Before we went out for dinner my wife had gone off and done what she calls a “Big Shop.”
That’s where she goes to the supermarket with our daughter, they each grab a trolley and they proceed to fill both trollies to the top with food. The bill comes to anywhere between $500-600.
The house is then well stocked with the essentials and the non-essentials. In between these “Big Shops”, she buys food in quantities of about $150 a time.
When my wife plans a “Big Shop” she gets most excited. She’s happy all day long – which is a rarity (married men reading this blog are going “I hear you brother!”). She loves doing the “Big Shop”.
As a woman she has an instinctive need to see food in the pantry, food in the fridge and food in the freezer. It’s a survival mechanism, I guess from way, way back.
As many men will atest, they feel a strong urge to be a provider.

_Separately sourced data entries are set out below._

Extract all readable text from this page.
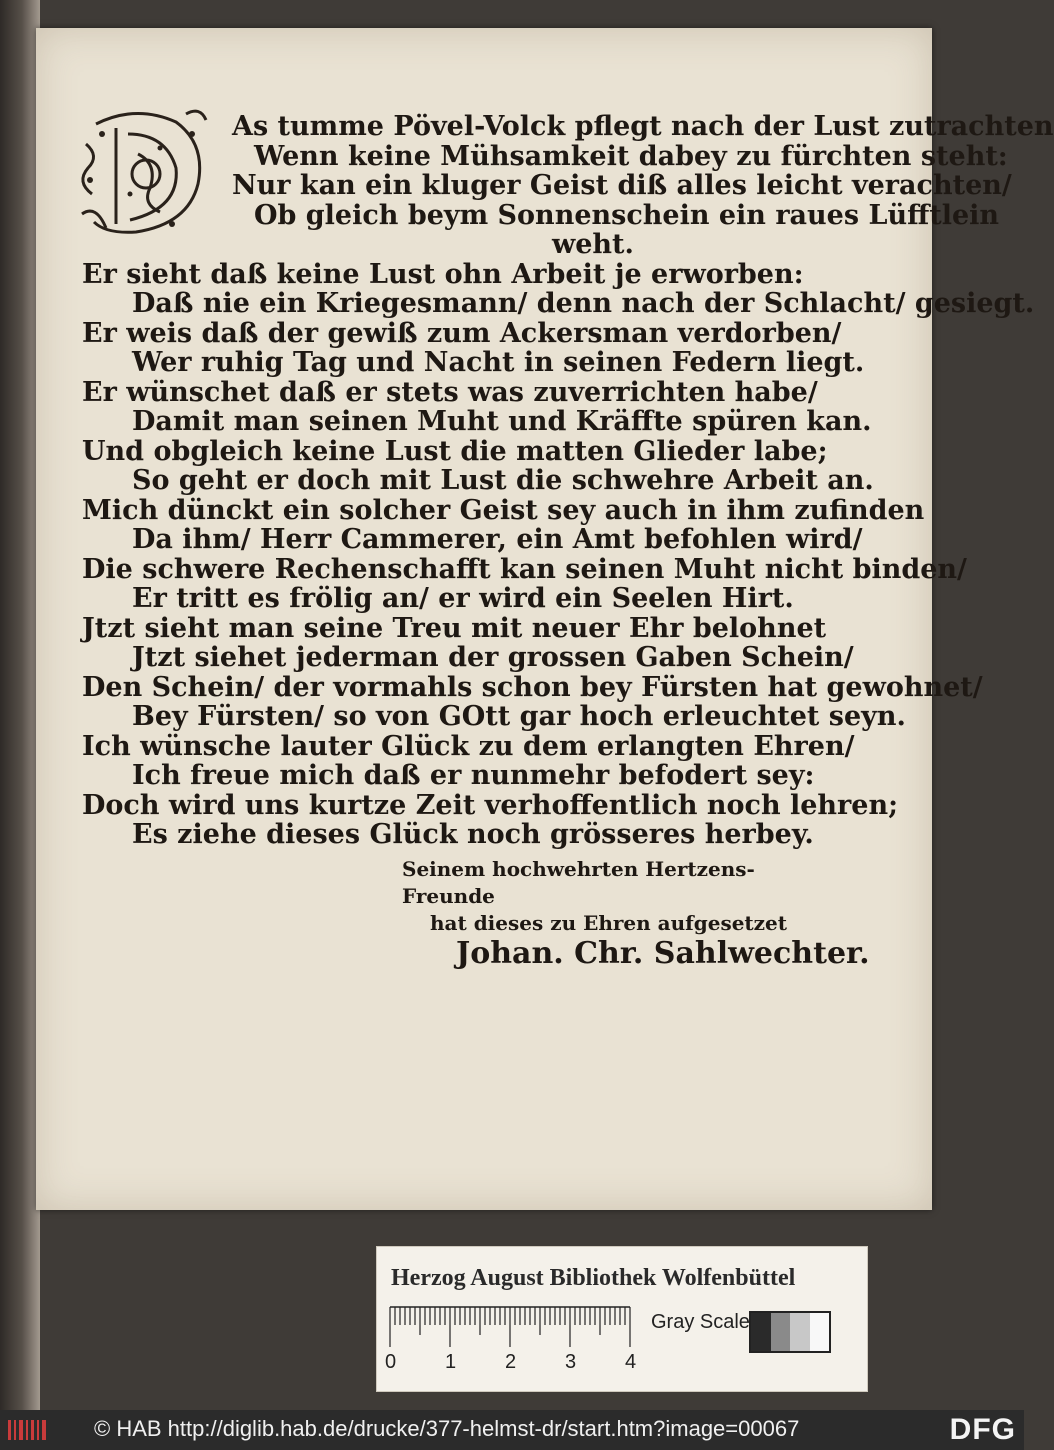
As tumme Pövel-Volck pflegt nach der Lust zutrachten
Wenn keine Mühsamkeit dabey zu fürchten steht:
Nur kan ein kluger Geist diß alles leicht verachten/
Ob gleich beym Sonnenschein ein raues Lüfftlein
weht.
Er sieht daß keine Lust ohn Arbeit je erworben:
Daß nie ein Kriegesmann/ denn nach der Schlacht/ gesiegt.
Er weis daß der gewiß zum Ackersman verdorben/
Wer ruhig Tag und Nacht in seinen Federn liegt.
Er wünschet daß er stets was zuverrichten habe/
Damit man seinen Muht und Kräffte spüren kan.
Und obgleich keine Lust die matten Glieder labe;
So geht er doch mit Lust die schwehre Arbeit an.
Mich dünckt ein solcher Geist sey auch in ihm zufinden
Da ihm/ Herr Cammerer, ein Amt befohlen wird/
Die schwere Rechenschafft kan seinen Muht nicht binden/
Er tritt es frölig an/ er wird ein Seelen Hirt.
Jtzt sieht man seine Treu mit neuer Ehr belohnet
Jtzt siehet jederman der grossen Gaben Schein/
Den Schein/ der vormahls schon bey Fürsten hat gewohnet/
Bey Fürsten/ so von GOtt gar hoch erleuchtet seyn.
Ich wünsche lauter Glück zu dem erlangten Ehren/
Ich freue mich daß er nunmehr befodert sey:
Doch wird uns kurtze Zeit verhoffentlich noch lehren;
Es ziehe dieses Glück noch grösseres herbey.
Seinem hochwehrten Hertzens-Freunde
hat dieses zu Ehren aufgesetzet
Johan. Chr. Sahlwechter.
Herzog August Bibliothek Wolfenbüttel
0 1 2 3 4
Gray Scale
© HAB http://diglib.hab.de/drucke/377-helmst-dr/start.htm?image=00067	DFG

You’ll often see guys struggle emotionally if their partner earns more money than them (despite our enlightened times). Seems to devalue their self worth and chip away at their self esteem.
Again, that’s nature.
So what does this have to do with marketing your business? Plenty, I’d say.
At it’s basest level, you could position your product to meet those underlying needs of humans. If you are selling a portable BBQ, your pitch to a woman might be “The kids will be well fed with one of these.”
Your pitch to the husband might be a little different, “The family will be impressed when you bring home a big steak to toss on the BBQ.”
Corny examples, as usual, but I think you get the drift.
Different strokes for different folks. We all need to subtly change our offer for men and women. But more than that, we need to change our offer for every sort of different market segment.
And the most effective way to find out what would work best on your customers is to ask some question. My favourite is, “Mrs. Smith, what sort of car do you have? Why did you decide to buy that sort of car?”
If Mrs. Smith answers that question then you have made a sale practically. Because if Mrs. Smith says she bought the car because:
- It’s safe
- It has a CD player
- It has roof racks
- She likes the colour
…then your offer is going to be a car that:
- Is safe
- Has a CD player
- Has roof racks
- Is the exact same colour
Adjust your offer (and how you offer it) to meet the needs of your market. It’s in people’s nature to keep doing the same things.